Veto da UE à carne brasileira gera tensão; Alckmin aposta em diálogo e defende padrões sanitários do país
O vice-presidente Geraldo Alckmin defendeu nesta quarta-feira (13) o padrão sanitário brasileiro e afirmou acreditar que o veto à importação de carne brasileira pela União Europeia (UE) deve “se equacionar”. A decisão, anunciada na terça-feira (12), está relacionada às exigências sanitárias da UE sobre o uso de antimicrobianos na pecuária.
A fala de Alckmin ocorreu durante o 4º Congresso da Associação Brasileira dos Produtores de Milho e Sorgo (Abramilho), em Brasília.
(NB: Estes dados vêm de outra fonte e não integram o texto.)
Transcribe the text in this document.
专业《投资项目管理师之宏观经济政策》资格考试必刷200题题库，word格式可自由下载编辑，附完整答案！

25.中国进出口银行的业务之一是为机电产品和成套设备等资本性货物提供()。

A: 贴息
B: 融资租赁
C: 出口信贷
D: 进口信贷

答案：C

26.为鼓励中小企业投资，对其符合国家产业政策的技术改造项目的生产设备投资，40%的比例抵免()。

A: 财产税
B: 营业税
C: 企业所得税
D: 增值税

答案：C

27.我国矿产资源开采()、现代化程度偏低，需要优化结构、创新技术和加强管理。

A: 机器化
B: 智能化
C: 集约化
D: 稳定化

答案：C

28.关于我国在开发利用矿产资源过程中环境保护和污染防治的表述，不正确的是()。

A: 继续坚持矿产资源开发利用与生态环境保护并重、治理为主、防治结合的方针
O vice-presidente também mencionou as negociações com os Estados Unidos, afirmando que o “tarifaço” está “bem equacionado, bem encaminhado” e que a seção 301, investigação comercial dos EUA, ainda preocupa, mas que reuniões importantes ocorrerão nos próximos 30 dias.
Alckmin ressaltou os acordos firmados pelo Mercosul com Singapura, com a Associação Europeia de Livre Comércio (EFTA – Suíça, Noruega e Islândia) e com a própria União Europeia (UE), destacando que o acordo Mercosul-UE é o maior entre blocos do mundo, envolvendo US$ 22 trilhões de mercado. “Estamos falando de US$ 22 trilhões de mercado e, claro, que tinha uma resistência na União Europeia e, principalmente, um receio do acordo com a questão do agro”, mencionou.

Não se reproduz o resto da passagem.